Emissions Reduction Targets

As part of our broader sustainability strategy to build a more sustainable future for employees, communities, patients and donors, CSL announced new carbon emissions reduction targets that serve as a transparent roadmap to decarbonise global operations by cutting direct and indirect carbon emissions.

We have committed to a 40% reduction in absolute Scope 1 and 2 emissions by 2030, using the average of CSL’s FY19-21 emissions as the basis. Further, we intend to ensure that suppliers who contribute 67% of our Scope 3 emissions have set Science-Based Targets initiative-aligned Scope 1 and Scope 2 reductions by 2030.

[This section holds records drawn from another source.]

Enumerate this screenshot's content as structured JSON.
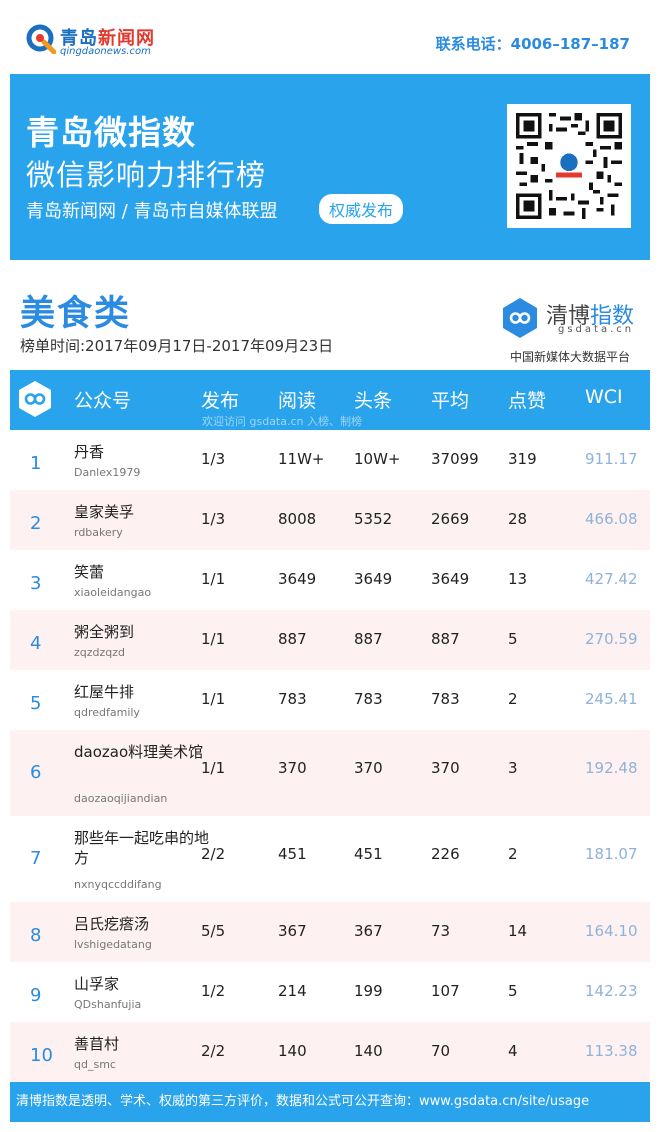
{
  "header": {
    "logo_title_a": "青岛",
    "logo_title_b": "新闻网",
    "logo_domain": "qingdaonews.com",
    "hotline": "联系电话：4006–187–187"
  },
  "banner": {
    "title": "青岛微指数",
    "subtitle": "微信影响力排行榜",
    "org_line": "青岛新闻网 / 青岛市自媒体联盟",
    "pill": "权威发布"
  },
  "category": "美食类",
  "period": "榜单时间:2017年09月17日-2017年09月23日",
  "brand": {
    "name_a": "清博",
    "name_b": "指数",
    "domain": "gsdata.cn",
    "slogan": "中国新媒体大数据平台"
  },
  "table": {
    "headers": [
      "公众号",
      "发布",
      "阅读",
      "头条",
      "平均",
      "点赞",
      "WCI"
    ],
    "watermark": "欢迎访问 gsdata.cn 入榜、制榜",
    "rows": [
      {
        "rank": "1",
        "name": "丹香",
        "account": "Danlex1979",
        "publish": "1/3",
        "read": "11W+",
        "top": "10W+",
        "avg": "37099",
        "likes": "319",
        "wci": "911.17"
      },
      {
        "rank": "2",
        "name": "皇家美孚",
        "account": "rdbakery",
        "publish": "1/3",
        "read": "8008",
        "top": "5352",
        "avg": "2669",
        "likes": "28",
        "wci": "466.08"
      },
      {
        "rank": "3",
        "name": "笑蕾",
        "account": "xiaoleidangao",
        "publish": "1/1",
        "read": "3649",
        "top": "3649",
        "avg": "3649",
        "likes": "13",
        "wci": "427.42"
      },
      {
        "rank": "4",
        "name": "粥全粥到",
        "account": "zqzdzqzd",
        "publish": "1/1",
        "read": "887",
        "top": "887",
        "avg": "887",
        "likes": "5",
        "wci": "270.59"
      },
      {
        "rank": "5",
        "name": "红屋牛排",
        "account": "qdredfamily",
        "publish": "1/1",
        "read": "783",
        "top": "783",
        "avg": "783",
        "likes": "2",
        "wci": "245.41"
      },
      {
        "rank": "6",
        "name": "daozao料理美术馆",
        "account": "daozaoqijiandian",
        "publish": "1/1",
        "read": "370",
        "top": "370",
        "avg": "370",
        "likes": "3",
        "wci": "192.48"
      },
      {
        "rank": "7",
        "name": "那些年一起吃串的地方",
        "account": "nxnyqccddifang",
        "publish": "2/2",
        "read": "451",
        "top": "451",
        "avg": "226",
        "likes": "2",
        "wci": "181.07"
      },
      {
        "rank": "8",
        "name": "吕氏疙瘩汤",
        "account": "lvshigedatang",
        "publish": "5/5",
        "read": "367",
        "top": "367",
        "avg": "73",
        "likes": "14",
        "wci": "164.10"
      },
      {
        "rank": "9",
        "name": "山孚家",
        "account": "QDshanfujia",
        "publish": "1/2",
        "read": "214",
        "top": "199",
        "avg": "107",
        "likes": "5",
        "wci": "142.23"
      },
      {
        "rank": "10",
        "name": "善苜村",
        "account": "qd_smc",
        "publish": "2/2",
        "read": "140",
        "top": "140",
        "avg": "70",
        "likes": "4",
        "wci": "113.38"
      }
    ]
  },
  "footer": "清博指数是透明、学术、权威的第三方评价，数据和公式可公开查询：www.gsdata.cn/site/usage"
}
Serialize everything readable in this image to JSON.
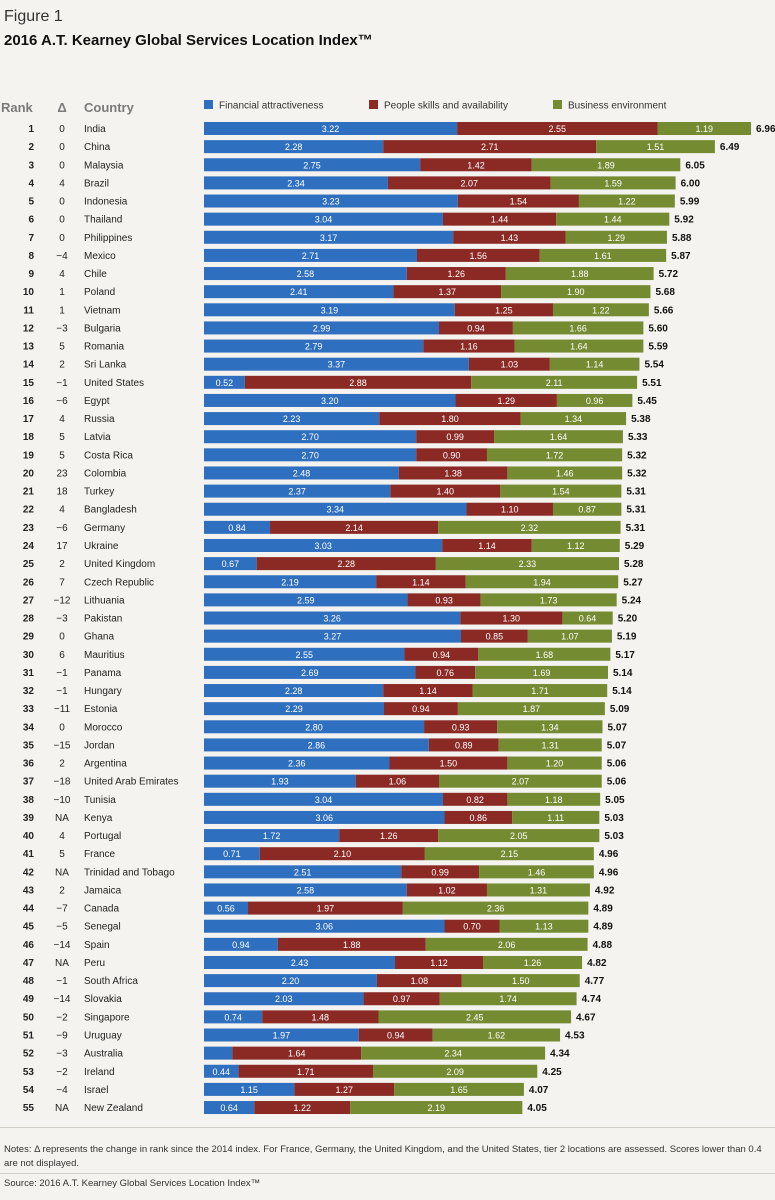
{
  "figure_label": "Figure 1",
  "title": "2016 A.T. Kearney Global Services Location Index™",
  "notes": "Notes: Δ represents the change in rank since the 2014 index. For France, Germany, the United Kingdom, and the United States, tier 2 locations are assessed. Scores lower than 0.4 are not displayed.",
  "source": "Source: 2016 A.T. Kearney Global Services Location Index™",
  "chart_data": {
    "type": "bar",
    "orientation": "horizontal",
    "stacked": true,
    "column_headers": {
      "rank": "Rank",
      "delta": "Δ",
      "country": "Country"
    },
    "legend_position": "top",
    "display_threshold": 0.4,
    "series": [
      {
        "name": "Financial attractiveness",
        "color": "#2f6fc0"
      },
      {
        "name": "People skills and availability",
        "color": "#8b2a25"
      },
      {
        "name": "Business environment",
        "color": "#758b32"
      }
    ],
    "rows": [
      {
        "rank": "1",
        "delta": "0",
        "country": "India",
        "values": [
          3.22,
          2.55,
          1.19
        ],
        "total": "6.96"
      },
      {
        "rank": "2",
        "delta": "0",
        "country": "China",
        "values": [
          2.28,
          2.71,
          1.51
        ],
        "total": "6.49"
      },
      {
        "rank": "3",
        "delta": "0",
        "country": "Malaysia",
        "values": [
          2.75,
          1.42,
          1.89
        ],
        "total": "6.05"
      },
      {
        "rank": "4",
        "delta": "4",
        "country": "Brazil",
        "values": [
          2.34,
          2.07,
          1.59
        ],
        "total": "6.00"
      },
      {
        "rank": "5",
        "delta": "0",
        "country": "Indonesia",
        "values": [
          3.23,
          1.54,
          1.22
        ],
        "total": "5.99"
      },
      {
        "rank": "6",
        "delta": "0",
        "country": "Thailand",
        "values": [
          3.04,
          1.44,
          1.44
        ],
        "total": "5.92"
      },
      {
        "rank": "7",
        "delta": "0",
        "country": "Philippines",
        "values": [
          3.17,
          1.43,
          1.29
        ],
        "total": "5.88"
      },
      {
        "rank": "8",
        "delta": "−4",
        "country": "Mexico",
        "values": [
          2.71,
          1.56,
          1.61
        ],
        "total": "5.87"
      },
      {
        "rank": "9",
        "delta": "4",
        "country": "Chile",
        "values": [
          2.58,
          1.26,
          1.88
        ],
        "total": "5.72"
      },
      {
        "rank": "10",
        "delta": "1",
        "country": "Poland",
        "values": [
          2.41,
          1.37,
          1.9
        ],
        "total": "5.68"
      },
      {
        "rank": "11",
        "delta": "1",
        "country": "Vietnam",
        "values": [
          3.19,
          1.25,
          1.22
        ],
        "total": "5.66"
      },
      {
        "rank": "12",
        "delta": "−3",
        "country": "Bulgaria",
        "values": [
          2.99,
          0.94,
          1.66
        ],
        "total": "5.60"
      },
      {
        "rank": "13",
        "delta": "5",
        "country": "Romania",
        "values": [
          2.79,
          1.16,
          1.64
        ],
        "total": "5.59"
      },
      {
        "rank": "14",
        "delta": "2",
        "country": "Sri Lanka",
        "values": [
          3.37,
          1.03,
          1.14
        ],
        "total": "5.54"
      },
      {
        "rank": "15",
        "delta": "−1",
        "country": "United States",
        "values": [
          0.52,
          2.88,
          2.11
        ],
        "total": "5.51"
      },
      {
        "rank": "16",
        "delta": "−6",
        "country": "Egypt",
        "values": [
          3.2,
          1.29,
          0.96
        ],
        "total": "5.45"
      },
      {
        "rank": "17",
        "delta": "4",
        "country": "Russia",
        "values": [
          2.23,
          1.8,
          1.34
        ],
        "total": "5.38"
      },
      {
        "rank": "18",
        "delta": "5",
        "country": "Latvia",
        "values": [
          2.7,
          0.99,
          1.64
        ],
        "total": "5.33"
      },
      {
        "rank": "19",
        "delta": "5",
        "country": "Costa Rica",
        "values": [
          2.7,
          0.9,
          1.72
        ],
        "total": "5.32"
      },
      {
        "rank": "20",
        "delta": "23",
        "country": "Colombia",
        "values": [
          2.48,
          1.38,
          1.46
        ],
        "total": "5.32"
      },
      {
        "rank": "21",
        "delta": "18",
        "country": "Turkey",
        "values": [
          2.37,
          1.4,
          1.54
        ],
        "total": "5.31"
      },
      {
        "rank": "22",
        "delta": "4",
        "country": "Bangladesh",
        "values": [
          3.34,
          1.1,
          0.87
        ],
        "total": "5.31"
      },
      {
        "rank": "23",
        "delta": "−6",
        "country": "Germany",
        "values": [
          0.84,
          2.14,
          2.32
        ],
        "total": "5.31"
      },
      {
        "rank": "24",
        "delta": "17",
        "country": "Ukraine",
        "values": [
          3.03,
          1.14,
          1.12
        ],
        "total": "5.29"
      },
      {
        "rank": "25",
        "delta": "2",
        "country": "United Kingdom",
        "values": [
          0.67,
          2.28,
          2.33
        ],
        "total": "5.28"
      },
      {
        "rank": "26",
        "delta": "7",
        "country": "Czech Republic",
        "values": [
          2.19,
          1.14,
          1.94
        ],
        "total": "5.27"
      },
      {
        "rank": "27",
        "delta": "−12",
        "country": "Lithuania",
        "values": [
          2.59,
          0.93,
          1.73
        ],
        "total": "5.24"
      },
      {
        "rank": "28",
        "delta": "−3",
        "country": "Pakistan",
        "values": [
          3.26,
          1.3,
          0.64
        ],
        "total": "5.20"
      },
      {
        "rank": "29",
        "delta": "0",
        "country": "Ghana",
        "values": [
          3.27,
          0.85,
          1.07
        ],
        "total": "5.19"
      },
      {
        "rank": "30",
        "delta": "6",
        "country": "Mauritius",
        "values": [
          2.55,
          0.94,
          1.68
        ],
        "total": "5.17"
      },
      {
        "rank": "31",
        "delta": "−1",
        "country": "Panama",
        "values": [
          2.69,
          0.76,
          1.69
        ],
        "total": "5.14"
      },
      {
        "rank": "32",
        "delta": "−1",
        "country": "Hungary",
        "values": [
          2.28,
          1.14,
          1.71
        ],
        "total": "5.14"
      },
      {
        "rank": "33",
        "delta": "−11",
        "country": "Estonia",
        "values": [
          2.29,
          0.94,
          1.87
        ],
        "total": "5.09"
      },
      {
        "rank": "34",
        "delta": "0",
        "country": "Morocco",
        "values": [
          2.8,
          0.93,
          1.34
        ],
        "total": "5.07"
      },
      {
        "rank": "35",
        "delta": "−15",
        "country": "Jordan",
        "values": [
          2.86,
          0.89,
          1.31
        ],
        "total": "5.07"
      },
      {
        "rank": "36",
        "delta": "2",
        "country": "Argentina",
        "values": [
          2.36,
          1.5,
          1.2
        ],
        "total": "5.06"
      },
      {
        "rank": "37",
        "delta": "−18",
        "country": "United Arab Emirates",
        "values": [
          1.93,
          1.06,
          2.07
        ],
        "total": "5.06"
      },
      {
        "rank": "38",
        "delta": "−10",
        "country": "Tunisia",
        "values": [
          3.04,
          0.82,
          1.18
        ],
        "total": "5.05"
      },
      {
        "rank": "39",
        "delta": "NA",
        "country": "Kenya",
        "values": [
          3.06,
          0.86,
          1.11
        ],
        "total": "5.03"
      },
      {
        "rank": "40",
        "delta": "4",
        "country": "Portugal",
        "values": [
          1.72,
          1.26,
          2.05
        ],
        "total": "5.03"
      },
      {
        "rank": "41",
        "delta": "5",
        "country": "France",
        "values": [
          0.71,
          2.1,
          2.15
        ],
        "total": "4.96"
      },
      {
        "rank": "42",
        "delta": "NA",
        "country": "Trinidad and Tobago",
        "values": [
          2.51,
          0.99,
          1.46
        ],
        "total": "4.96"
      },
      {
        "rank": "43",
        "delta": "2",
        "country": "Jamaica",
        "values": [
          2.58,
          1.02,
          1.31
        ],
        "total": "4.92"
      },
      {
        "rank": "44",
        "delta": "−7",
        "country": "Canada",
        "values": [
          0.56,
          1.97,
          2.36
        ],
        "total": "4.89"
      },
      {
        "rank": "45",
        "delta": "−5",
        "country": "Senegal",
        "values": [
          3.06,
          0.7,
          1.13
        ],
        "total": "4.89"
      },
      {
        "rank": "46",
        "delta": "−14",
        "country": "Spain",
        "values": [
          0.94,
          1.88,
          2.06
        ],
        "total": "4.88"
      },
      {
        "rank": "47",
        "delta": "NA",
        "country": "Peru",
        "values": [
          2.43,
          1.12,
          1.26
        ],
        "total": "4.82"
      },
      {
        "rank": "48",
        "delta": "−1",
        "country": "South Africa",
        "values": [
          2.2,
          1.08,
          1.5
        ],
        "total": "4.77"
      },
      {
        "rank": "49",
        "delta": "−14",
        "country": "Slovakia",
        "values": [
          2.03,
          0.97,
          1.74
        ],
        "total": "4.74"
      },
      {
        "rank": "50",
        "delta": "−2",
        "country": "Singapore",
        "values": [
          0.74,
          1.48,
          2.45
        ],
        "total": "4.67"
      },
      {
        "rank": "51",
        "delta": "−9",
        "country": "Uruguay",
        "values": [
          1.97,
          0.94,
          1.62
        ],
        "total": "4.53"
      },
      {
        "rank": "52",
        "delta": "−3",
        "country": "Australia",
        "values": [
          0.36,
          1.64,
          2.34
        ],
        "total": "4.34"
      },
      {
        "rank": "53",
        "delta": "−2",
        "country": "Ireland",
        "values": [
          0.44,
          1.71,
          2.09
        ],
        "total": "4.25"
      },
      {
        "rank": "54",
        "delta": "−4",
        "country": "Israel",
        "values": [
          1.15,
          1.27,
          1.65
        ],
        "total": "4.07"
      },
      {
        "rank": "55",
        "delta": "NA",
        "country": "New Zealand",
        "values": [
          0.64,
          1.22,
          2.19
        ],
        "total": "4.05"
      }
    ]
  }
}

CSL - Annual Report 2021-22 Page 47

Energy Efficiency Initiatives

Examples of energy efficiency case studies across our organisation include:

CSL - Boilers

Bern, Switzerland

  • We strive to reduce the environmental impact of our operations through innovative and smart processes, by systematically saving resources and emissions and increasing reuse, recycling and awareness.
  • One project to realise our commitment to reduce the environmental impact of our operations through innovative and smart processes was the replacement of three 27-year-old process steam boilers and the decommissioning of two combined heat and power plants. Steam is mainly used for various heating purposes during the production process largely for sanitization, the distillation of water for injection (used as excipient and for cleaning) and recovering of ethanol (used for the fractionation process)
  • In addition to improved efficiency of the steam system, equivalent to 980 tonnes CO2-e reduction per year, further advantages of this project are the future delivery of steam for Bern’s two new immunoglobulin modules, and vastly improved redundancy of the steam system.
CSL R&D in Marburg

Marburg, Germany

  • The new research and development (R&D) campus in Marburg, Germany, is one of the places where CSL will shape the future. For the first time, more than 500 R&D colleagues along with external partners can collaborate under one roof in state-of-the-art work spaces and in highly innovative laboratories.
  • While the new building seeks to fuel R&D innovation, innovation has also been fundamental in the design of the building. An innovative sustainability-driven heating and cooling feature has been installed. Heating and cooling will be provided by heat pumps plus an innovative ice storage system, which will be one of the largest ice storage facilities in Europe. At the end of the heating period, the water in the ice storage begins to freeze and this stored cold can be used at no expense for cooling during warmer periods. This system reduces primary energy consumption by about 37% below the minimum standard required by law. The new building is expected to reduce CO2 emissions by 1,870 tonnes per annum.
CSL - Banksia Tullamarine

Melbourne, Australia

  • In November 2020, CSL Seqirus announced the build of the only cell-based influenza vaccine manufacturing facility in the Southern Hemisphere, producing seasonal and pandemic influenza vaccines, CSL Seqirus proprietary adjuvant and Australian antivenoms and Q-Fever vaccine.

    • The facility will be built at a green-field site in Tullamarine, Victoria, Australia and is currently designed to feature best-in-class sustainable design features including, to name a few:

    • onsite renewable energy generation;
    • electrification of plant to reduce reliance on natural gas;
    • heat recovery from waste management processes;
    • reclaim water reuse;
    • embedded night setback operating mode for suitable spaces when activity levels are low;
    • electric car and bicycle charging stations;
    • detailed waste management and circular economy plans to minimise construction and operations waste; and
    • reuse of recycled materials in construction.

The facility is expected to be operational in 2026 and will seek certification to the Green Building Council Australia’s Green Star building rating.